Managed data integration is the best way for enterprises to get maximum value from their data — and their data engineering teams.
Business today is built on data. Enterprises use information from first- and third-party data sources in a variety of ways — to reach new audiences, improve the customer experience, inform real-time decision-making, create operational efficiencies, and take advantage of market opportunities.
The problem for large organizations is that data tends to be decentralized and hard to use. It is often siloed both internally and externally — scattered across third-party channels, databases, SaaS applications and other sources. Organizations need a way to centralize, compare and analyze siloed data in order to fully leverage its value.
The do-it-yourself (DIY) approach to integrating data is to let your data engineers build custom connections to your organization’s data sources. At first glance, this seems to offer the most flexibility and control. The thinking is that if you build it yourself, you’ll be able to customize to your needs, address problems as they arise, and keep your systems secure.
The DIY approach, however, will sap critical development resources that could be allocated to core business functions. It can take a data engineer weeks or even months to build a single connector. Multiply that by the number of connectors needed — often dozens or even hundreds within a single company, depending on the data environment — and you’re talking about a multi-year project. For a more comprehensive look at the time and costs involved, see our blog post on building data pipelines.
There’s also the issue of post-build maintenance: what happens after you’ve created a custom data pipeline. Your new connector can pull your data from a given source, but now you have to continually maintain the code and system infrastructure. Every time your source issues an update to its API or data structures, you’ll need to refresh the API calls and possibly update your connection’s code.
A recent Fivetran survey found that 36% of companies have more than 20 pipelines, and almost a quarter have more than 50. For enterprises, the number can be in the hundreds. Maintaining these pipelines imposes a significant additional burden on data engineering teams. Companies that build their own pipelines risk ever-growing technical debt, data quality problems, and reduced user trust in available data.
DIY data integration services make it easier to create customized data pipelines by providing the pipeline infrastructure. They do not, however, provide the connectivity between sources and your data warehouse.
Open-source DIY solutions, such as Kafka and Spark, may seem like a shortcut, but they require you to build an application layer around their software — a layer that you have to continually maintain and update.
These “all in one” solutions are builds masquerading as buys — the equivalent of a plumber coming to your house, dropping off 20 feet of pipe, and expecting you to solder it in place at the intake valve and under your sink. And then you would have to run around checking for leaks, patching holes, and making sure your basement didn’t flood every time the water company changed the water pressure or chlorination level.
The bottom line is that you shouldn’t have to divert valuable engineering resources to create a capability that you can easily outsource.
It’s much more efficient and timely to rely on managed data integration services. Full-service solutions are the simplest way to connect disparate data sources quickly and efficiently without diverting engineering resources, adding operational complexity to the IT stack, or introducing new data security and privacy risks.

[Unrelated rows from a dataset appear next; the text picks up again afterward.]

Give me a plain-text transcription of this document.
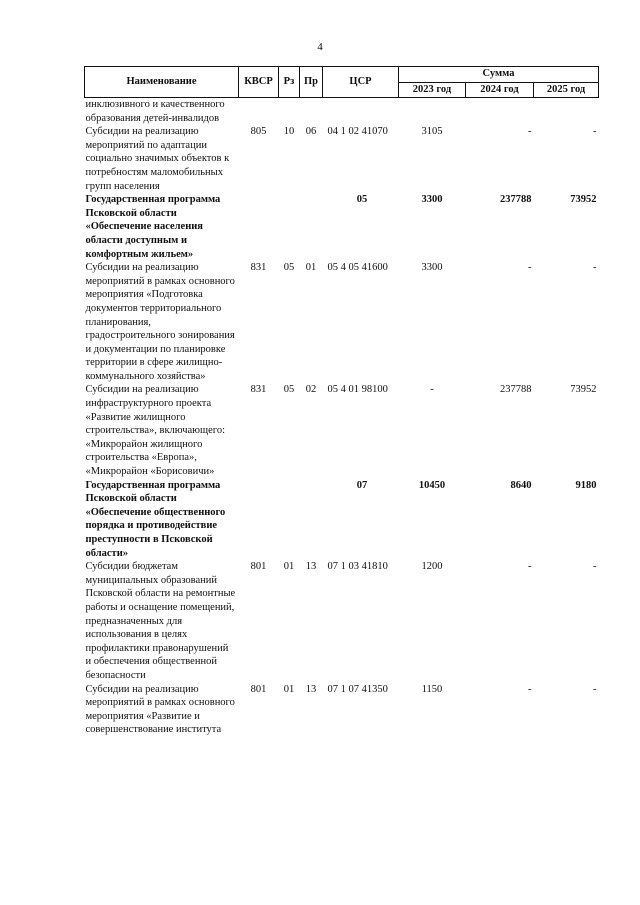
4
Наименование	КВСР	Рз	Пр	ЦСР	Сумма		
					2023 год	2024 год	2025 год
инклюзивного и качественного образования детей-инвалидов							
Субсидии на реализацию мероприятий по адаптации социально значимых объектов к потребностям маломобильных групп населения	805	10	06	04 1 02 41070	3105	-	-
Государственная программа Псковской области «Обеспечение населения области доступным и комфортным жильем»				05	3300	237788	73952
Субсидии на реализацию мероприятий в рамках основного мероприятия «Подготовка документов территориального планирования, градостроительного зонирования и документации по планировке территории в сфере жилищно-коммунального хозяйства»	831	05	01	05 4 05 41600	3300	-	-
Субсидии на реализацию инфраструктурного проекта «Развитие жилищного строительства», включающего: «Микрорайон жилищного строительства «Европа», «Микрорайон «Борисовичи»	831	05	02	05 4 01 98100	-	237788	73952
Государственная программа Псковской области «Обеспечение общественного порядка и противодействие преступности в Псковской области»				07	10450	8640	9180
Субсидии бюджетам муниципальных образований Псковской области на ремонтные работы и оснащение помещений, предназначенных для использования в целях профилактики правонарушений и обеспечения общественной безопасности	801	01	13	07 1 03 41810	1200	-	-
Субсидии на реализацию мероприятий в рамках основного мероприятия «Развитие и совершенствование института	801	01	13	07 1 07 41350	1150	-	-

With a fully managed service, stakeholders within the organization can put in a request to pull data not only from SaaS-based sources such as Google Analytics 360, Marketo and Salesforce but also transactional databases such as MySQL, Postgres and Oracle. Managed services typically support hundreds of other data sources, making it easy to expand access to new and other commonly used internal data sources.
In most cases, data teams can make the connection within minutes and initiate the flow of data immediately. Within hours, stakeholders can start manipulating and analyzing data. And data engineers will be able to focus on high-value projects instead of maintaining data pipelines.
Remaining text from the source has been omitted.